Reconhece o Leonardo? Aquele miúdo pacato, bom conversador, que sonha continuar o ofício do avô e preservá-lo enquanto património da humanidade. O Leonardo pratica karaté, tem amigos e dorme bem. Aprendeu que o sofrimento é inerente à condição humana e gere os desafios da vida com relativa tranquilidade.
Nas aulas, senta-se próximo da janela. Ao seu lado, fica a Catarina. Ela não tem tempo para apreciar a vista ou cultivar amizades. Dorme em sobressalto. Tem de estudar, não pode descansar, porque se não entrar no curso e na faculdade que escolheu nunca será ninguém na vida!
O Leonardo acabou com média de 16 e a Catarina com 19 ponto qualquer coisa.
O Leonardo revela um excelente desenvolvimento sócio emocional e com certeza (é a ciência quem o garante!) terá uma boa integração no mercado de trabalho, constituirá uma família saudável e cultivará uma rede social (real) positiva. Já tem melhor saúde física e psicológica do que a Catarina.
Mas a Catarina recebeu um Diploma de Mérito. Ele não!
O Leonardo, o Joaquim e a Maria Inês, que tanto contribuíram para a harmonia e o bem-estar da turma, não receberam um Diploma de Atitudes e Valores… em três anos, não sobrou tempo para enxergá-los e tão pouco para deixar esse registo em ata!

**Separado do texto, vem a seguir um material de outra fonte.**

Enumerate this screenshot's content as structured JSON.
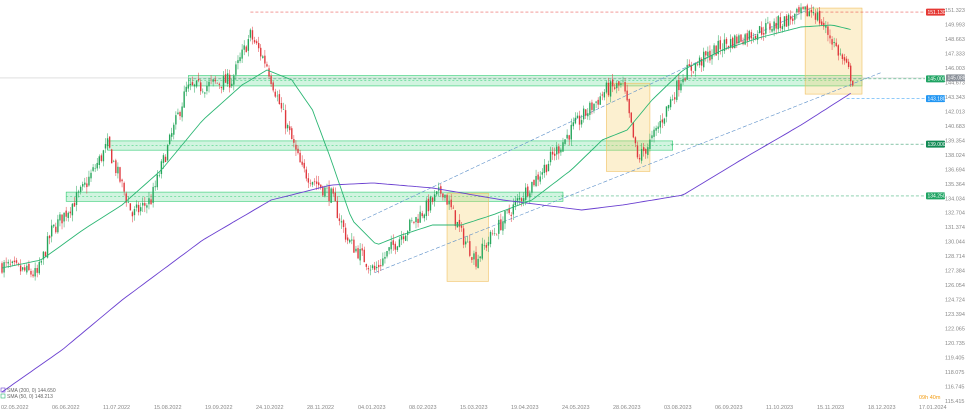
{
  "chart_data": {
    "type": "candlestick",
    "title": "",
    "series_note": "Daily candles",
    "y_ticks": [
      "151.323",
      "149.993",
      "148.663",
      "147.333",
      "146.003",
      "144.673",
      "143.343",
      "142.013",
      "140.683",
      "139.354",
      "138.024",
      "136.694",
      "135.364",
      "134.034",
      "132.704",
      "131.374",
      "130.044",
      "128.714",
      "127.384",
      "126.054",
      "124.724",
      "123.394",
      "122.065",
      "120.735",
      "119.405",
      "118.075",
      "116.745",
      "115.415"
    ],
    "ylim": [
      115.415,
      151.323
    ],
    "x_ticks": [
      "02.05.2022",
      "06.06.2022",
      "11.07.2022",
      "15.08.2022",
      "19.09.2022",
      "24.10.2022",
      "28.11.2022",
      "04.01.2023",
      "08.02.2023",
      "15.03.2023",
      "19.04.2023",
      "24.05.2023",
      "28.06.2023",
      "03.08.2023",
      "06.09.2023",
      "11.10.2023",
      "15.11.2023",
      "18.12.2023",
      "17.01.2024"
    ],
    "price_path": [
      [
        0,
        127.9
      ],
      [
        17,
        127.0
      ],
      [
        24,
        131.0
      ],
      [
        39,
        134.8
      ],
      [
        51,
        138.9
      ],
      [
        63,
        132.5
      ],
      [
        72,
        133.9
      ],
      [
        89,
        144.0
      ],
      [
        111,
        144.9
      ],
      [
        120,
        149.0
      ],
      [
        128,
        146.3
      ],
      [
        135,
        142.1
      ],
      [
        145,
        136.6
      ],
      [
        159,
        134.3
      ],
      [
        167,
        130.2
      ],
      [
        180,
        127.4
      ],
      [
        193,
        130.7
      ],
      [
        213,
        134.8
      ],
      [
        222,
        130.7
      ],
      [
        229,
        128.4
      ],
      [
        237,
        130.7
      ],
      [
        246,
        133.0
      ],
      [
        261,
        136.6
      ],
      [
        275,
        140.3
      ],
      [
        292,
        144.0
      ],
      [
        300,
        144.4
      ],
      [
        307,
        137.6
      ],
      [
        314,
        139.4
      ],
      [
        329,
        145.4
      ],
      [
        348,
        148.1
      ],
      [
        367,
        149.5
      ],
      [
        386,
        150.9
      ],
      [
        392,
        151.3
      ],
      [
        401,
        148.6
      ],
      [
        411,
        144.9
      ]
    ],
    "indicators": [
      {
        "name": "SMA (200, 0)",
        "value": "144.650",
        "color": "#6a3fd0",
        "path": [
          [
            0,
            116.24
          ],
          [
            29,
            120.1
          ],
          [
            58,
            124.69
          ],
          [
            97,
            130.2
          ],
          [
            130,
            133.87
          ],
          [
            159,
            135.25
          ],
          [
            179,
            135.44
          ],
          [
            208,
            134.98
          ],
          [
            242,
            133.87
          ],
          [
            280,
            132.96
          ],
          [
            300,
            133.42
          ],
          [
            329,
            134.33
          ],
          [
            357,
            137.55
          ],
          [
            386,
            140.76
          ],
          [
            411,
            143.79
          ]
        ]
      },
      {
        "name": "SMA (50, 0)",
        "value": "148.213",
        "color": "#2bb673",
        "path": [
          [
            0,
            127.63
          ],
          [
            19,
            128.37
          ],
          [
            39,
            131.12
          ],
          [
            58,
            133.42
          ],
          [
            77,
            136.63
          ],
          [
            97,
            141.22
          ],
          [
            116,
            144.44
          ],
          [
            128,
            145.81
          ],
          [
            140,
            144.9
          ],
          [
            150,
            142.14
          ],
          [
            159,
            137.55
          ],
          [
            169,
            132.04
          ],
          [
            181,
            129.74
          ],
          [
            193,
            130.66
          ],
          [
            208,
            131.58
          ],
          [
            222,
            131.58
          ],
          [
            237,
            132.5
          ],
          [
            256,
            133.87
          ],
          [
            275,
            136.63
          ],
          [
            290,
            139.39
          ],
          [
            302,
            140.3
          ],
          [
            314,
            143.06
          ],
          [
            329,
            145.81
          ],
          [
            348,
            147.65
          ],
          [
            367,
            148.84
          ],
          [
            386,
            149.76
          ],
          [
            401,
            149.95
          ],
          [
            411,
            149.49
          ]
        ]
      }
    ],
    "levels": [
      {
        "label": "151.130",
        "price": 151.13,
        "color": "#e53935",
        "from_bar": 120
      },
      {
        "label": "145.000",
        "price": 145.0,
        "color": "#1fa463",
        "from_bar": 90
      },
      {
        "label": "143.180",
        "price": 143.18,
        "color": "#2196f3",
        "from_bar": 408
      },
      {
        "label": "139.000",
        "price": 139.0,
        "color": "#128a55",
        "from_bar": 323
      },
      {
        "label": "134.250",
        "price": 134.25,
        "color": "#1fa463",
        "from_bar": 270
      }
    ],
    "current_price": {
      "label": "145.088",
      "price": 145.088,
      "color": "#8a9099"
    },
    "support_zones": [
      {
        "from_bar": 90,
        "to_bar": 416,
        "high": 145.3,
        "low": 144.35
      },
      {
        "from_bar": 51,
        "to_bar": 324,
        "high": 139.3,
        "low": 138.45
      },
      {
        "from_bar": 31,
        "to_bar": 271,
        "high": 134.6,
        "low": 133.75
      }
    ],
    "highlight_boxes": [
      {
        "from_bar": 215,
        "to_bar": 235,
        "high": 134.5,
        "low": 126.4
      },
      {
        "from_bar": 292,
        "to_bar": 313,
        "high": 144.6,
        "low": 136.5
      },
      {
        "from_bar": 388,
        "to_bar": 416,
        "high": 151.5,
        "low": 143.6
      }
    ],
    "channel": [
      {
        "from": [
          174,
          132.0
        ],
        "to": [
          392,
          151.6
        ]
      },
      {
        "from": [
          180,
          127.2
        ],
        "to": [
          425,
          145.6
        ]
      }
    ],
    "countdown": {
      "hours": "09h",
      "minutes": "40m"
    }
  }
}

Felizmente, o Leonardo sente-se orgulhoso por quem é…
A Teresa (Simone Biles, para os amigos!) também. Escutou os seus aterradores ataques de pânico, procurou ajuda e cuidou-se. Hoje domina a exigente matéria do autocuidado. Redescobriu o prazer de comer, de tocar clarinete e de ajudar os idosos do seu bairro!
A média de 17 levou-a a abrir horizontes. Atendendo ao que verdadeiramente lhe importa, descobriu a sua vocação.

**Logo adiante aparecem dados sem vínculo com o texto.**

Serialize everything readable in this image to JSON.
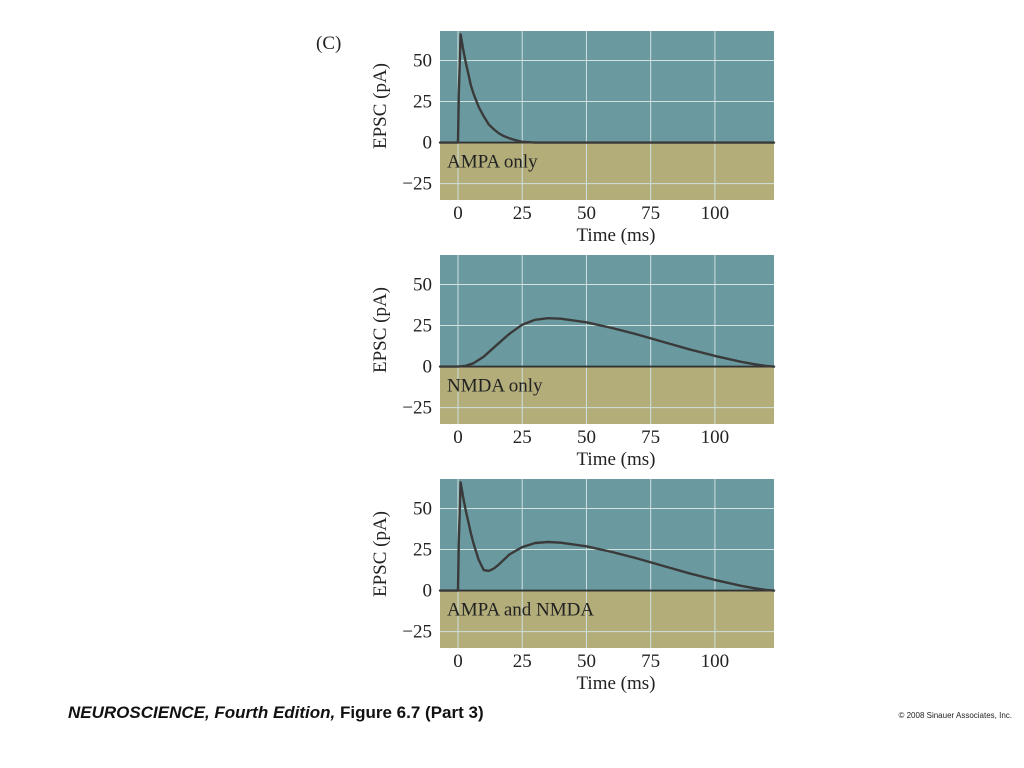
{
  "panel_label": "(C)",
  "footer": {
    "title_italic": "NEUROSCIENCE, Fourth Edition,",
    "figure_ref": "Figure 6.7 (Part 3)",
    "copyright": "© 2008 Sinauer Associates, Inc."
  },
  "colors": {
    "upper_bg": "#6a9aa0",
    "lower_bg": "#b3ad7a",
    "grid": "#cfe0df",
    "curve": "#3a3a3a",
    "zero_line": "#333333"
  },
  "chart_data": [
    {
      "type": "line",
      "annotation": "AMPA only",
      "xlabel": "Time (ms)",
      "ylabel": "EPSC (pA)",
      "xlim": [
        -7,
        123
      ],
      "ylim": [
        -35,
        68
      ],
      "xticks": [
        0,
        25,
        50,
        75,
        100
      ],
      "yticks": [
        50,
        25,
        0,
        -25
      ],
      "grid": true,
      "series": [
        {
          "x": [
            -7,
            0,
            0.3,
            1,
            2,
            3,
            4,
            5,
            6,
            8,
            10,
            12,
            14,
            16,
            18,
            20,
            22,
            25,
            30,
            40,
            60,
            80,
            100,
            123
          ],
          "y": [
            0,
            0,
            30,
            66,
            57,
            49,
            42,
            35,
            30,
            22,
            16,
            11,
            8,
            5.5,
            3.8,
            2.6,
            1.6,
            0.5,
            0,
            0,
            0,
            0,
            0,
            0
          ]
        }
      ]
    },
    {
      "type": "line",
      "annotation": "NMDA only",
      "xlabel": "Time (ms)",
      "ylabel": "EPSC (pA)",
      "xlim": [
        -7,
        123
      ],
      "ylim": [
        -35,
        68
      ],
      "xticks": [
        0,
        25,
        50,
        75,
        100
      ],
      "yticks": [
        50,
        25,
        0,
        -25
      ],
      "grid": true,
      "series": [
        {
          "x": [
            -7,
            0,
            3,
            6,
            10,
            15,
            20,
            25,
            30,
            35,
            40,
            50,
            60,
            70,
            80,
            90,
            100,
            110,
            115,
            120,
            123
          ],
          "y": [
            0,
            0,
            0.5,
            2,
            6,
            13,
            20,
            25.5,
            28.5,
            29.5,
            29.2,
            27,
            23.5,
            19.5,
            15,
            10.5,
            6.5,
            3,
            1.5,
            0.4,
            0
          ]
        }
      ]
    },
    {
      "type": "line",
      "annotation": "AMPA and NMDA",
      "xlabel": "Time (ms)",
      "ylabel": "EPSC (pA)",
      "xlim": [
        -7,
        123
      ],
      "ylim": [
        -35,
        68
      ],
      "xticks": [
        0,
        25,
        50,
        75,
        100
      ],
      "yticks": [
        50,
        25,
        0,
        -25
      ],
      "grid": true,
      "series": [
        {
          "x": [
            -7,
            0,
            0.3,
            1,
            2,
            3,
            4,
            5,
            6,
            8,
            10,
            12,
            14,
            16,
            20,
            25,
            30,
            35,
            40,
            50,
            60,
            70,
            80,
            90,
            100,
            110,
            115,
            120,
            123
          ],
          "y": [
            0,
            0,
            30,
            66,
            57,
            49,
            42,
            35,
            29,
            19,
            12.5,
            12,
            13.5,
            16,
            22,
            26.5,
            29,
            29.6,
            29.2,
            27,
            23.5,
            19.5,
            15,
            10.5,
            6.5,
            3,
            1.5,
            0.4,
            0
          ]
        }
      ]
    }
  ]
}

De todos, é hoje a aluna mais feliz. Empunha um Diploma de Honra que enaltece o seu empenho, mas que não lhe custou a vida.
Também ela merecia um Diploma de Atitudes e Valores, concordam?
Segundo a OCDE, a prosperidade económica e a coesão social dos países podem ser impulsionadas pelo desenvolvimento de competências sócio emocionais.
Promover ao longo do percurso escolar competências de adaptabilidade, autorregulação, comunicação, pensamento criativo, resiliência e resolução de problemas, é imprescindível para desenvolver gerações de cidadãos realmente empenhados no desenvolvimento positivo da Humanidade.
Apesar da ciência reiteradamente validar a importância do investimento na promoção destas competências, este continua diminuto. A sua expressão na avaliação global dos alunos é irrisória, nomeadamente no ensino secundário. O nosso sistema de educação persiste em privilegiar a aquisição massiva de conhecimentos, traduzidos em diplomas de mérito.
Será a cultura do ranking a responsável ou somos nós, os adultos, que andamos a desresponsabilizarmo-nos de enxergar o bem-estar sócio emocional… o nosso e o dos miúdos?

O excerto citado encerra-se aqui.